Armstrong was silent.

"There's a researcher in the office called Swain who made an important mental connection. He felt we were miscounting. He realized that Nendick was supposed to be a message in himself, thereby making seven messages, not six. Then we added the guy in California who'd had his thumb removed and made it eight messages. Plus there were two homicides on Tuesday which made the ninth and tenth messages. One in Minnesota, and one in Colorado. Two unrelated strangers named Armstrong were killed as a kind of demonstration against you."

"Oh no," Armstrong said.

"So, ten messages," Reacher said. "All of them designed to torment you, except you hadn't been told about any of them. But then I started wondering whether we're still miscounting. And you know what? I'm pretty sure we are. I think there were at least eleven messages."
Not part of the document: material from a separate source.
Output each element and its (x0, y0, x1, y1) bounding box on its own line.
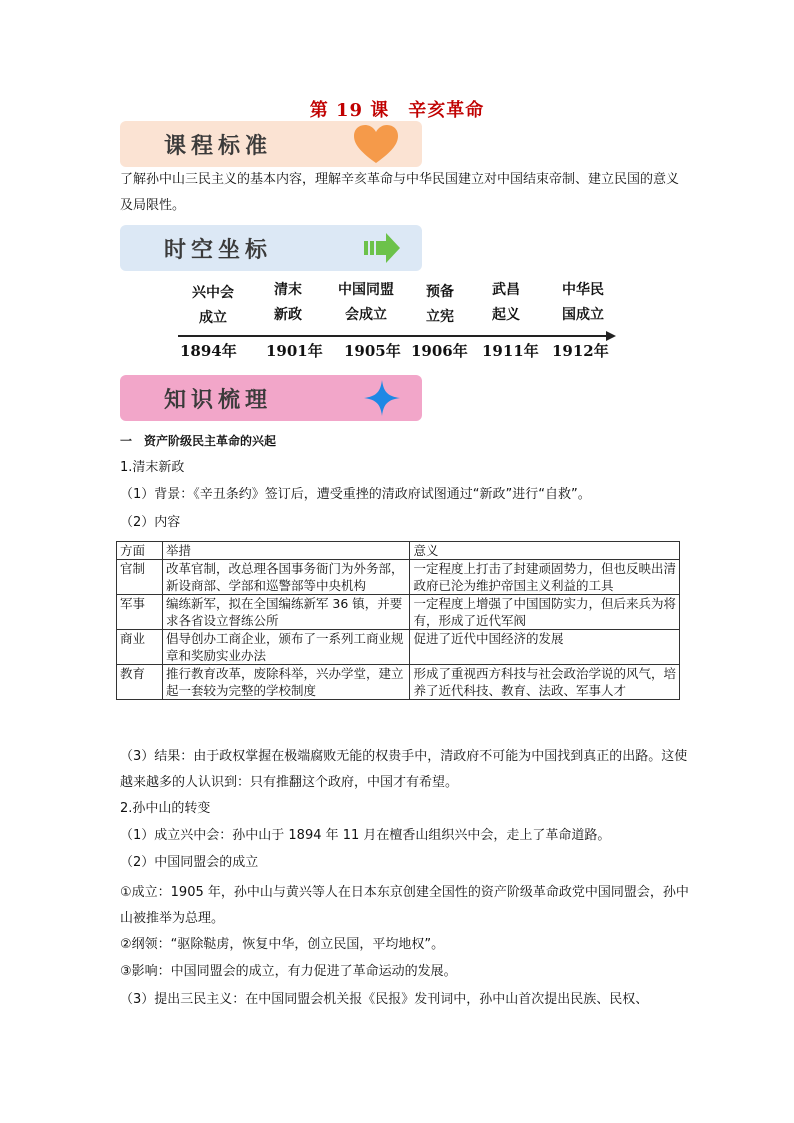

Silence in the small room.

"What would be the eleventh?" Armstrong asked.

"Something that slipped through," Reacher said. "Something that came in the mail, addressed to you, something that the Secret Service didn't see as a threat. Something that meant nothing at all to them, but something that meant a lot to you."

Armstrong said nothing.

"I think it came first," Reacher said. "Right at the very beginning, maybe, before the Secret Service even caught on. I think it was like an announcement, that only you would understand. So I think you've known about all this all along. I think you know who's doing it, and I think you know why."

"People have died," Armstrong said. "That's a hell of an accusation."

"Do you deny it?"

Armstrong said nothing.

Reacher leaned forward.

"Some crucial words were never spoken," he said. "Thing is, if I was standing there serving turkey and then somebody started shooting and somebody else was suddenly bleeding to death on top of me, sooner or later I'd be asking, who the hell were they? What the hell did they want? Why the hell were they doing that? Those are fairly basic questions. I'd be asking them loud and clear, believe me. But you didn't ask them. We saw you twice, afterward. In the White House basement, and then later at the office. You said all kinds of things. You asked, had they been captured yet? That was your big concern. You never asked who they might be or what their possible motive was. And why didn't you ask? Only one possible explanation. You already knew."

Armstrong said nothing.

"I think your wife knows, too," Reacher said. "You conveyed her anger at you for putting people at risk. I don't think she was generalizing. I think she knows you know, and she thinks you should have told somebody."

Armstrong was silent.

"So I think you're feeling a little guilty now," Reacher said. "I think that's why you agreed to make the television statement for me and that's why you suddenly want to go to the service itself. Some kind of a conscience thing. Because you knew, and you didn't tell anybody."

"I'm a politician," Armstrong said. "We have hundreds of enemies. There was no point in speculating."